Around 3,000 workers are due to take strike action on Wednesday and Thursday over the implementation of an agreement relating to the transfer of services to the newly established independent body Uisce Éireann.
Management has given commitments that those workers who opt to remain with their local authority and are redeployed will not be any worse off financially. Workers argue that they would effectively lose allowances currently received for being on call with Siptu putting the cost to those affected at between €280 and €150 per week.
In a letter to senior union officials, seen by The Irish Times, Paul Dunne said the industrial action will “significantly impact on all citizens and will have a potential detrimental effect on the delivery of key services, including health services”. He said fact the timing of the strike coincides with the start of State exams is also “regretful”
He said both the current public sector national pay agreement, Building Momentum, and the document, implementation of which is at the heart of this dispute, the Framework for the Future Delivery of Water Services, contained sections setting out mechanisms for the resolution of disputes.
In the case of the framework document it requires both parties to seek the intervention of the WRC.
“We would therefore request that the union side consider the serious implications arising from proceeding with the proposed industrial action with a view to addressing the issues through the established industrial relations channels.”
In response, Siptu said it was available for talks without any preconditions but the dispute had nothing to do with the national pay agreement
The union’s Division organiser, Karan Ó Loughlin, said those due to strike were having “to go on strike to achieve what has already been agreed”.
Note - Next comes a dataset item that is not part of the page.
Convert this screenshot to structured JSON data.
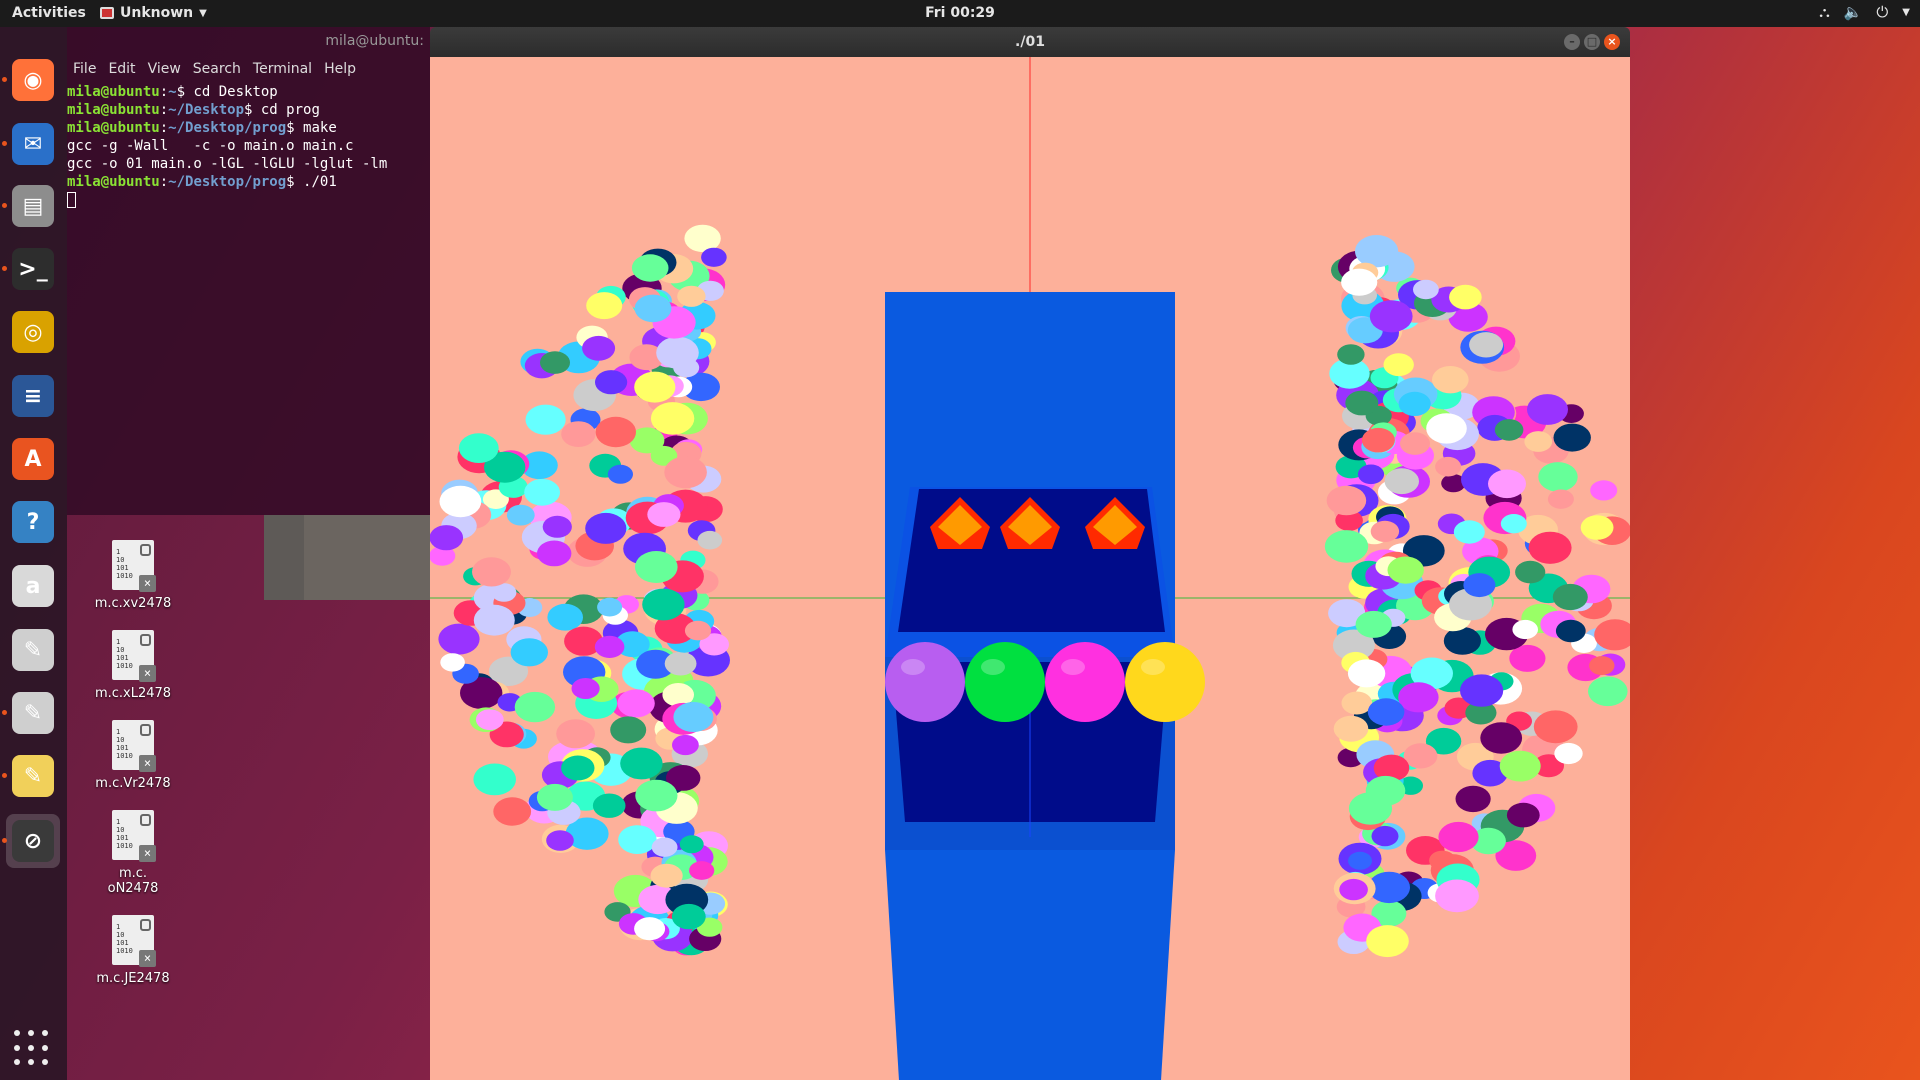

Earlier, Ms Ó Loughlin, criticised the lack of action by local authorities to prepare members of the public for the impact of the water workers dispute and a separate one, involving retained firefighters, that is due to start on Tuesday.
“The lack of preparation by the local authorities for this dispute is shocking and irresponsible. Our members in the retained fire service and in water services are reporting that, in most counties, management has no specific contingency plans in place and are not undertaking any public information campaigns.
“Local authorities have a responsibility to advise the public that there will be disruption to the fire and water services but have not done so. The two-day strike in the water services will mean that boil water notices may be necessary and that, in some areas, business and domestic users may have no water for periods of time,” she said.